Almost all Enemy Ace stories are set during World War I, with Hans von Hammer in his prime, despairing what he does, but acting as an unbeatable fighter pilot through feelings of honour, representing the German fatherland. It’s a feeling that’s evaporated in horror at what the German state has become when he’s visited by an old colleague and asked to fly again in 1942. However, political realities and the call of the sky ensure he complies.

Garth Ennis’ characterisation of von Hammer is consistent with the self-reflective and sullen character of old, but sets his uncompromising attitude and distress at Nazi ideology against people who’re enraptured by it. If he harboured any doubts about how the horrors of war had escalated since 1918, a spell behind enemy lines during the winter siege of Leningrad is a brutal lesson. Von Hammer’s sense of duty to his country remains, but his curt dismissal of any master race infallibility earns him enmity in his own command.
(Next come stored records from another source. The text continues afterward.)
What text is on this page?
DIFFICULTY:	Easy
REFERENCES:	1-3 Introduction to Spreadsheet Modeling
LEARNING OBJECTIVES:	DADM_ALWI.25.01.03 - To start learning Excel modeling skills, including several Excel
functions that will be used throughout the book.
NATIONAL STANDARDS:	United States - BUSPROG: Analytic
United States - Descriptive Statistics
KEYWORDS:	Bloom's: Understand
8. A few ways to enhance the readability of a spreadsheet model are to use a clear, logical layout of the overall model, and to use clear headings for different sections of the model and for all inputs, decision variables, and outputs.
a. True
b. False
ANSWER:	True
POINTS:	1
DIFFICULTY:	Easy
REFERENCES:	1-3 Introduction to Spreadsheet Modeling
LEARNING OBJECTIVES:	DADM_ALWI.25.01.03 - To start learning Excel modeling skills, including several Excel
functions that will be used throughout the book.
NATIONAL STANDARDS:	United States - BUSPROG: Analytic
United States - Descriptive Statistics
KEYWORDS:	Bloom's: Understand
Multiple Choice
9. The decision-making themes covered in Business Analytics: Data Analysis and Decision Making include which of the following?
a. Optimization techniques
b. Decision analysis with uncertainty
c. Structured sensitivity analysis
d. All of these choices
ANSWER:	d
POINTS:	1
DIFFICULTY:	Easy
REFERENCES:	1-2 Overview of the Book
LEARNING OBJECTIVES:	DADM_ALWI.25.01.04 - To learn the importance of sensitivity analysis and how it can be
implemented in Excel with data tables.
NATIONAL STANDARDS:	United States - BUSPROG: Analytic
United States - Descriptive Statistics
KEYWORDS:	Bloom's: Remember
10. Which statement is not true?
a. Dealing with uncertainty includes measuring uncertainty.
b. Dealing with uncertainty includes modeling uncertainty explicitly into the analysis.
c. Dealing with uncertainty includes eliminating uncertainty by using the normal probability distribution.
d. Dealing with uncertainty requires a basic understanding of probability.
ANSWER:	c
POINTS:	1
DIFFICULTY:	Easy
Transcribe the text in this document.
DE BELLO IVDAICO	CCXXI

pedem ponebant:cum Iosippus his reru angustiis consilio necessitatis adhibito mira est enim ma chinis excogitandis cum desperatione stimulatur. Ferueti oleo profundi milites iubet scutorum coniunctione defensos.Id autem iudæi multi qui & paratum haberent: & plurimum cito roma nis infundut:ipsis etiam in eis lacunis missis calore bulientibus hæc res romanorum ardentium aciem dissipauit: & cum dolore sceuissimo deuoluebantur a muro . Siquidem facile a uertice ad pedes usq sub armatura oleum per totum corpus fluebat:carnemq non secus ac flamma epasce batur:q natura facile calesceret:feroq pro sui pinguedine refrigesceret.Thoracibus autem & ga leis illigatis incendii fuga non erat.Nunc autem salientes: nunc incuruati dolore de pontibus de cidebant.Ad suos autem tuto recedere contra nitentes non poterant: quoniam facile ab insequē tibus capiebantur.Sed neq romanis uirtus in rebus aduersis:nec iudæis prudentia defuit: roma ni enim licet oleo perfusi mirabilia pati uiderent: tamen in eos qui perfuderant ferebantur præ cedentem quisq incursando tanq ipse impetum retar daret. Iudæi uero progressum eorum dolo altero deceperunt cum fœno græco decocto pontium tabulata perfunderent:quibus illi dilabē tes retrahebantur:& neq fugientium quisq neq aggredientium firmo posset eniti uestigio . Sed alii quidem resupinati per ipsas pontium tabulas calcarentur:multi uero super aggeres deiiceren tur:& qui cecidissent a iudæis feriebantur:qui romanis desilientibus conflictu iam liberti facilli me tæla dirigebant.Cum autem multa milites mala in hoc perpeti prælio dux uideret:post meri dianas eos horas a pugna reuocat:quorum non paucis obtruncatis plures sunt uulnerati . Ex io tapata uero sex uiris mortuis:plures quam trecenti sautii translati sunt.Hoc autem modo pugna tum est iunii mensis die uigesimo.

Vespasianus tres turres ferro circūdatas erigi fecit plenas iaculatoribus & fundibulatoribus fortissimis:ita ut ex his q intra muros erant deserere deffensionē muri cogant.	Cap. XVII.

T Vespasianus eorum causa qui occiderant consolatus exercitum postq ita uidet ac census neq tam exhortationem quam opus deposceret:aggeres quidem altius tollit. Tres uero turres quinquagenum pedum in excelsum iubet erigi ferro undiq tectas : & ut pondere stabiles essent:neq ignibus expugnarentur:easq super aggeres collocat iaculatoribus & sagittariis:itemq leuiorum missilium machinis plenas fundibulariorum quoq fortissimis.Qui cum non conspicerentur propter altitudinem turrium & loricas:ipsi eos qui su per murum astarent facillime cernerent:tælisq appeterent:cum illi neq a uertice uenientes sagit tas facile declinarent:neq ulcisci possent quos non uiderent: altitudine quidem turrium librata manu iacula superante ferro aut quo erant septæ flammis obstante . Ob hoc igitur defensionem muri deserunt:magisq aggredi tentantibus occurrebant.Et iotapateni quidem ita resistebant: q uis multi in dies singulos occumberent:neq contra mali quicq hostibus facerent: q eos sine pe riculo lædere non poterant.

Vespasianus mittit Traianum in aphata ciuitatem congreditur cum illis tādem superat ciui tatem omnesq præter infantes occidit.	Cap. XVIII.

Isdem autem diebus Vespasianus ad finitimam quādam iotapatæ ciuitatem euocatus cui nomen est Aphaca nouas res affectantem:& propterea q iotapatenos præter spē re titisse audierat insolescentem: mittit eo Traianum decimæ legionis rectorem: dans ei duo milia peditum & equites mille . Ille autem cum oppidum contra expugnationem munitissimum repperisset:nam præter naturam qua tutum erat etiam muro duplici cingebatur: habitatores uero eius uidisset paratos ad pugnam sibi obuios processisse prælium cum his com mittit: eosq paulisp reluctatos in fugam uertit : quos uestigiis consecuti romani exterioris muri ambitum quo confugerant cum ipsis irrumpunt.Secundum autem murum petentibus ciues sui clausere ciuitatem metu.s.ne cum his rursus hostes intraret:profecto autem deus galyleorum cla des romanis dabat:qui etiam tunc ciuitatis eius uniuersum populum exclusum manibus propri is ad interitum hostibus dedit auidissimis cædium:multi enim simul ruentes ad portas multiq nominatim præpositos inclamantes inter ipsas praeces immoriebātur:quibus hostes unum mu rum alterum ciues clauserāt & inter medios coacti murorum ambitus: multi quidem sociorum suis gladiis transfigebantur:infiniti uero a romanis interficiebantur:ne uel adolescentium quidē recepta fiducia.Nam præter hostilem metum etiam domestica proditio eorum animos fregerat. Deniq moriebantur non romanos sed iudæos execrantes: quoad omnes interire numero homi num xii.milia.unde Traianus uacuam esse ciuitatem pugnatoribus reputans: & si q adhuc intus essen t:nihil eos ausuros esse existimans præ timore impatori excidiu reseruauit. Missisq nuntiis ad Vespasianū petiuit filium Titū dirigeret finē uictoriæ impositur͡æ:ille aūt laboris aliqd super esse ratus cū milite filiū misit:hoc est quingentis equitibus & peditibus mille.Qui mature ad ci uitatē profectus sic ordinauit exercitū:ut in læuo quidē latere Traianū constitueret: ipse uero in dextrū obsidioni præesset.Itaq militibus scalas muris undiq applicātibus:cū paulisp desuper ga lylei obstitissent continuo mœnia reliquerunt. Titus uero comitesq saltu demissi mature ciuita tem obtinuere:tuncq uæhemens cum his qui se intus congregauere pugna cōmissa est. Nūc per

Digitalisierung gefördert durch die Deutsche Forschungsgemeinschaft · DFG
A small-minded subordinate doesn’t see a flying ace with incredible talent who’s single handedly kept an ill-equipped squadron’s kill rate artificially high, but a traitor with subversive views. However, if his spell in Leningrad was awful, three years later von Hammer has to bail out over an even more terrifying location.

A great shame of War in Heaven is the lack of artistic consistency. Working from breakdowns provided by Christian Alamy, Chris Weston revels in detail to an extraordinary level, the meticulous architecture on his sample page representative of his outlook throughout, while Russ Heath is far more impressionistic. They’re both very good at what they do, but their styles don’t mix, and the clash when Heath takes over at the halfway point is detrimental.

Ennis sets a wistful mood from the start, and this is an early example of a story he writes extremely well, in which comradeship and honour is sustained in desperate circumstances. In his later War Stories and Battlefields he’d refine the formula for more succinct plots and with less obvious outrage about them, but War in Heaven isn’t just a prototype, presenting a fine sense of loss and nobility. It’s a slim story, though, and perhaps to justify the price of a graphic novel DC also include a reprint of von Hammer in his 1960s prime by Robert Kanigher and Joe Kubert. It combines a look back to von Hammer’s youth, his father instilling in him that the concept of honour outweighs victory or fortune, with a battle against his greatest foe, the Hangman.